This past week, three separate media outlets sought my comment on Orange County’s housing affordability crisis and high-cost of living. The inquiries came on the heels of a host of news stories chronicling sky-high rents, the dismantling of homeless encampments in Anaheim, and the adequacy of wages paid by the county’s largest employers.

These were the questions news folks wanted answered: What is business doing to get more homes built? What is business doing to eliminate poverty? What is business doing to end homelessness?

Let’s get real.

Do we face a growing housing affordability and cost-of-living crisis here in Orange County and throughout California? You bet. Hardworking residents are struggling to make ends meet, and housing costs stand at the center of their paycheck-to-paycheck existence. Orange County Business Council has been arguing this for years and objective data backs it up.

A recent USC Gasden Family Forecast shows the average rent for a two-bedroom apartment in Orange County at a whopping $1,813 a month. For the typical renter, that’s a number that swipes more than half of their monthly take-home pay.

But the problem isn’t a lack of quality jobs or even skimpy paychecks. The problem is a lot of workers in a strong economy chasing too few available homes or apartments. That drives up housing costs and takes more of their paycheck.
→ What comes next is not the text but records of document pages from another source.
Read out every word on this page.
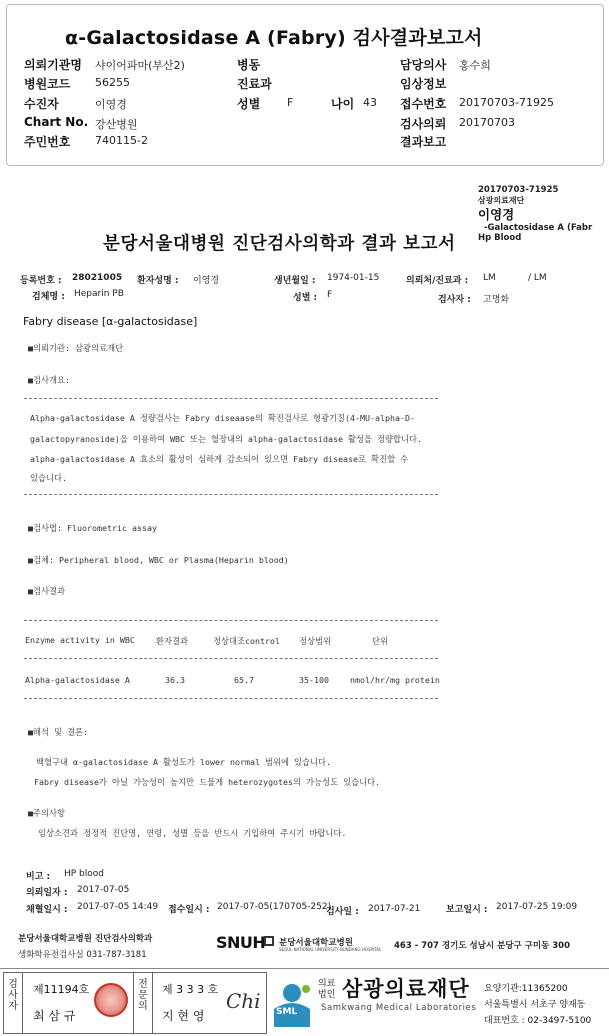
α-Galactosidase A (Fabry) 검사결과보고서
의뢰기관명 샤이어파마(부산2)
병원코드 56255
수진자	이영경
Chart No. 강산병원
주민번호 740115-2
병동
진료과
성별 F	나이 43
담당의사 홍수희
임상정보
접수번호 20170703-71925
검사의뢰 20170703
결과보고
20170703-71925
삼광의료재단
이영경
-Galactosidase A (Fabr
Hp Blood
분당서울대병원 진단검사의학과 결과 보고서
등록번호 : 28021005 환자성명 : 이영경	생년월일 : 1974-01-15	의뢰처/진료과 : LM	/ LM
검체명 : Heparin PB	성별 : F	검사자 : 고명화
Fabry disease [α-galactosidase]
■의뢰기관: 삼광의료재단
■검사개요:
Alpha-galactosidase A 정량검사는 Fabry diseaase의 확진검사로 형광기질(4-MU-alpha-D-
galactopyranoside)을 이용하여 WBC 또는 혈장내의 alpha-galactosidase 활성을 정량합니다.
alpha-galactosidase A 효소의 활성이 심하게 감소되어 있으면 Fabry disease로 확진할 수
있습니다.
■검사법: Fluorometric assay
■검체: Peripheral blood, WBC or Plasma(Heparin blood)
■검사결과
Enzyme activity in WBC	환자결과	정상대조control 정상범위	단위
Alpha-galactosidase A	36.3	65.7	35-100	nmol/hr/mg protein
■해석 및 결론:
백혈구내 α-galactosidase A 활성도가 lower normal 범위에 있습니다.
Fabry disease가 아닐 가능성이 높지만 드물게 heterozygotes의 가능성도 있습니다.
■주의사항
임상소견과 정정적 진단명, 연령, 성별 등을 반드시 기입하여 주시기 바랍니다.
비고 : HP blood
의뢰일자 : 2017-07-05
채혈일시 : 2017-07-05 14:49 접수일시 : 2017-07-05(170705-252)
검사일 : 2017-07-21	보고일시 : 2017-07-25 19:09
분당서울대학교병원 진단검사의학과
생화학유전검사실 031-787-3181
SNUH 분당서울대학교병원
SEOUL NATIONAL UNIVERSITY BUNDANG HOSPITAL 463 - 707 경기도 성남시 분당구 구미동 300
검사자
제11194호
최 삼 규
전문의
제 3 3 3 호
지 현 영
Chi SML
의료법인 삼광의료재단
Samkwang Medical Laboratories
요양기관:11365200
서울특별시 서초구 양재동
대표번호 : 02-3497-5100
Indeed, OCBC’s own Housing Scorecard reports that Orange County needs 65,000 more homes today to meet the housing needs of the people who already live and work here. But get this: Orange County has added only one new home for every 5.26 residents since 2010. And it’s not just Orange County that’s falling down on the job. Anaheim reportedly approved only 8 percent of its low-income housing needs, for example.

The crisis statewide is even more pronounced. A recent report found that more than 500 counties and cities failed to meet their mandated housing goals. So it’s no wonder that California has a housing shortage exceeding 3.5 million homes. That’s what you get when your population has increased every year since 1950, but you’ve failed every year since 1989 to build enough homes to meet the need.

So who’s to blame?

Homebuilders — in an industry that has fueled California’s economy for more than half a century — are as eager as ever to build the American Dream in the Golden State. But here’s the problem: lawmakers, regulators, local governments and anti-development activists — who already own their own home — won’t let them.

Overly restrictive land-use regulations, abuses of California’s environmental laws, local ballot box initiatives that neuter good planning, and city councils that won’t say “yes” are fueling the bottleneck in new-home delivery. Sure, some recent, minor actions were taken by the state legislature to streamline approvals, but ultimately local political leadership controls land use and housing decisions.

The systemic flaws that eat away at the paychecks of Orange County residents and threaten California’s economic prosperity are not caused by business but by the folks you elect to serve you in public office. The role of business is to offer goods and services, and thus create jobs, not to act as a substitute for local government or its elected officials who benefit from the significant tax revenue generated by business.

So here are the questions that need to be asked: What are your elected leaders doing to see that a good supply of affordable housing is built? What are your elected leaders doing to assure the end of homelessness in your community? What are your elected leaders doing to help grow good middle class jobs?

If you don’t like the answers, vote them out.